In my 12-year-old mind, the Sabre looked like someone had been shown a child’s drawing of what an airplane was supposed to look like and then told to build it blindfolded. The F-15, on the other hand, was what an interceptor aircraft was supposed to be: sharp angles, high speeds, the kind of airplane all the other planes hated in high school. In my mind, the F-86 was the 1994 Ford Sedan of fighters: it wasn’t old enough to be retro-Spitfire cool, and it wasn’t new enough to look good.

As I’ve gotten older, I’ve come to finally appreciate the beauty of the F-86; not necessarily the outward aesthetic of the craft, but the intrinsic beauty of its design and its long history.  It was arguably the first aircraft to break the sound barrier in 1948, and was the vehicle of choice for Jackie Cochran, who was the first woman to break the sound barrier in 1953.

The badass herself, Jackie Cochran, in the cockpit of the Canadian Sabre with Chuck Yeager. Chuck was the first human to break the sound barrier in 1947 during level flight while strapped to the rocket-powered Bell X-1, which doesn’t really count as…
The badass herself, Jackie Cochran, in the cockpit of the Canadian Sabre with Chuck Yeager.
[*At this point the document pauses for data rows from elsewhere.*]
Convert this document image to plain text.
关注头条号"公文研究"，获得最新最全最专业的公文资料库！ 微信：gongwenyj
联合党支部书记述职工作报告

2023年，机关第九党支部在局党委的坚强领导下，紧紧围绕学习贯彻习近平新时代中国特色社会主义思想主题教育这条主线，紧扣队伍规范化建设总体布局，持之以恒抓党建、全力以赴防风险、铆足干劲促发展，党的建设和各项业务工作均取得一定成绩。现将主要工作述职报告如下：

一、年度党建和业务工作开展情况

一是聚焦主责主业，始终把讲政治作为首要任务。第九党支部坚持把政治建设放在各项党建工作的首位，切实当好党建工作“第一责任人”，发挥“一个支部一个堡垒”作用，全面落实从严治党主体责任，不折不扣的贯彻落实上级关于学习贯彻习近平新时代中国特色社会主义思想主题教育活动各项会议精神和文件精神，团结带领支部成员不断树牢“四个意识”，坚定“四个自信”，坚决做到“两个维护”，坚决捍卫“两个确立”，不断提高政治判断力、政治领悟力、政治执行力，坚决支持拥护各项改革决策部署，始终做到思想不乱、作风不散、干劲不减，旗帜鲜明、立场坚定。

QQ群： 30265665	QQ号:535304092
Chuck was the first human to break the sound barrier in 1947 during level flight while strapped to the rocket-powered Bell X-1, which doesn’t really count as a plane. (via wikipedia.org)

 

It was a pioneer for the jet age and the first swept-wing aircraft, with a reported 10:1 victory ratio over Russian-built MiGs during the Korean War.  Its all-flying tail allowed the pilots more maneuverability compared to planes with a rudder or horizontal stabilizer. From an engineering perspective, it was a key stepping-stone in the evolution to the modern fighter.

So while it may not be an F-14, or 15, or 16, or 18,  and while it may look like it was designed by someone who was told to make an engine fly, it was undoubtedly important worldwide: the jet served in over a dozen countries on every continent except Antarctica. Buzz Aldrin, Gus Grissom, John Glenn, and Gene Kranz – my NASA heroes of the Mercury and Apollo eras – all served in the F-86.

And most importantly, once upon a time, my grandpa flew this aircraft in the RCAF.